Jakarta, CNN Indonesia --
Badan Penyelenggara Jaminan Sosial (BPJS) Kesehatan buka bunyi soal kemungkinan adanya penyesuaian besaran iuran jika jasa distandarisasi.
Asisten Deputi Bidang Komunikasi Publik dan Hubungan Masyarakat BPJS Kesehatan Rizzky Anugerah mengatakan jika ada penyesuaian iuran, ada sejumlah aspek nan kudu dipertimbangkan mengenai iuran peserta BPJS Kesehatan.
Faktor itu pun kudu dilihat bersama sejumlah pemangku kepentingan terkait.
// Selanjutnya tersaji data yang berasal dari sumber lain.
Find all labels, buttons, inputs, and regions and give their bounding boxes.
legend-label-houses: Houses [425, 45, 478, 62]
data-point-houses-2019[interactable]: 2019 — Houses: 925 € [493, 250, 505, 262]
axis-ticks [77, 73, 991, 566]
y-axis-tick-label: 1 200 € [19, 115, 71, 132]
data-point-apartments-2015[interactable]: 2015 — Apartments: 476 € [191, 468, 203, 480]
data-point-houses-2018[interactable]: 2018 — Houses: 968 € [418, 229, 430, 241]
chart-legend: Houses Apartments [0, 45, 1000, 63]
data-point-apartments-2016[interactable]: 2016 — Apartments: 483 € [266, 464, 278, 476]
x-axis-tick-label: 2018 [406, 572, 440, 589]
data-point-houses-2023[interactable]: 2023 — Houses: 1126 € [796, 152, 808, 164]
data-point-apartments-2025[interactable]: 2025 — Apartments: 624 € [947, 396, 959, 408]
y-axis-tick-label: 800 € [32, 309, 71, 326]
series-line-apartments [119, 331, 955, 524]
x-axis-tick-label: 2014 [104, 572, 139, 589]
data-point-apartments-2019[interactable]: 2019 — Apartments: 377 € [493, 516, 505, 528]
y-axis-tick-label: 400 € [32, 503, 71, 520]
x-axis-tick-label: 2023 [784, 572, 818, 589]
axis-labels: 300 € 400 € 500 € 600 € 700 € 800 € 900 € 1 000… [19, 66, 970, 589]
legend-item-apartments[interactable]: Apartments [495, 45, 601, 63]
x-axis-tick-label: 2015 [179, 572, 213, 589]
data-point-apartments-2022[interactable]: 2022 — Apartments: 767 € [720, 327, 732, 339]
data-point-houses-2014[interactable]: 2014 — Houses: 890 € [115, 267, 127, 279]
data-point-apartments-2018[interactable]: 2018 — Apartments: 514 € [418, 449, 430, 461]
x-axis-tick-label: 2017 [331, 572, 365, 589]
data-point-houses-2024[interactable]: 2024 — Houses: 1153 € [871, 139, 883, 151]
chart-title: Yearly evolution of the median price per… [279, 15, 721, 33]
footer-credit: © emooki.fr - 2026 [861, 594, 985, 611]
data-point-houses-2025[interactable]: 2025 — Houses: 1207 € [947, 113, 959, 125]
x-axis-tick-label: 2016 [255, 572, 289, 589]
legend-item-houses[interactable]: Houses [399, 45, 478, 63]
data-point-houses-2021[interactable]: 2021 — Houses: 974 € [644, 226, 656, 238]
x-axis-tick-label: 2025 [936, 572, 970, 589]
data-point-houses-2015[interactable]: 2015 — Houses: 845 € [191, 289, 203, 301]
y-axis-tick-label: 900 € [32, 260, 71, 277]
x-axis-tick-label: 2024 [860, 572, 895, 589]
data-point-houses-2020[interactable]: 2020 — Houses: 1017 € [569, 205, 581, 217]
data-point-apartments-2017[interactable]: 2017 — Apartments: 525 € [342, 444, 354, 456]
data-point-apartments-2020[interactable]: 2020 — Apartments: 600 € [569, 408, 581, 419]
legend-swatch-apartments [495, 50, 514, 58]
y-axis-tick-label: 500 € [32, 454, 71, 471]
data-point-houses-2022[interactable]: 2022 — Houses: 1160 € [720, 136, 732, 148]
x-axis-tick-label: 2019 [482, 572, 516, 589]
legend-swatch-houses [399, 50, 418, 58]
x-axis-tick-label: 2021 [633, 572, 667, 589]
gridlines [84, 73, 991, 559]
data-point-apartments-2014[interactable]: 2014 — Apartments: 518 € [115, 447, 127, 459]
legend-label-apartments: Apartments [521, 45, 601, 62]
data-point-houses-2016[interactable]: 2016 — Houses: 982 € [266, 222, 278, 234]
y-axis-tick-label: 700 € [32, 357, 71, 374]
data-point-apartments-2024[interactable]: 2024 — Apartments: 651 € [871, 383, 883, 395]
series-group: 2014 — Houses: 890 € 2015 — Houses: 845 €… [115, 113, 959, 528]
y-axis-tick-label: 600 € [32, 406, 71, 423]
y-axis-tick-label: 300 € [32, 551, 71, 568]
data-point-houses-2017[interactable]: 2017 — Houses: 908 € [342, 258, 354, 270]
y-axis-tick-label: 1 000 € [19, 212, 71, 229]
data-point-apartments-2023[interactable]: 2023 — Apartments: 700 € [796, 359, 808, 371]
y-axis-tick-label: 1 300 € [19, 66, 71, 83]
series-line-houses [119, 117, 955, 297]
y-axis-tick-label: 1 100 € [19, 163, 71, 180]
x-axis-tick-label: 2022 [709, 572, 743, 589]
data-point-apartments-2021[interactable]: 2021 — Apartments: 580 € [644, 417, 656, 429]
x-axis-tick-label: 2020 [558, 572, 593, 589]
Tak hanya itu, jikalau ada penyesuaian, itu juga kudu dilakukan dengan mempertimbangkan kondisi dan keahlian finansial masyarakat.
ADVERTISEMENT
SCROLL TO CONTINUE WITH CONTENT
Ia menyebut sampai dengan saat ini nominal iuran nan bertindak bagi peserta Jaminan Kesehatan Nasional (JKN) tetap merujuk pada peraturan presiden nan berlaku.
"Untuk peserta JKN segmen Pekerja Bukan Penerima Upah (PBPU) alias peserta berdikari kelas I iurannya Rp150 ribu, kelas II Rp100 ribu dan kelas III Rp42 ribu per orang per bulan dengan subsidi sebesar Rp7.000 per orang per bulan dari pemerintah, sehingga nan dibayarkan peserta kelas III hanya Rp35 ribu," jelas Rizzky saat dihubungi CNNIndonesia.com, Senin (13/5).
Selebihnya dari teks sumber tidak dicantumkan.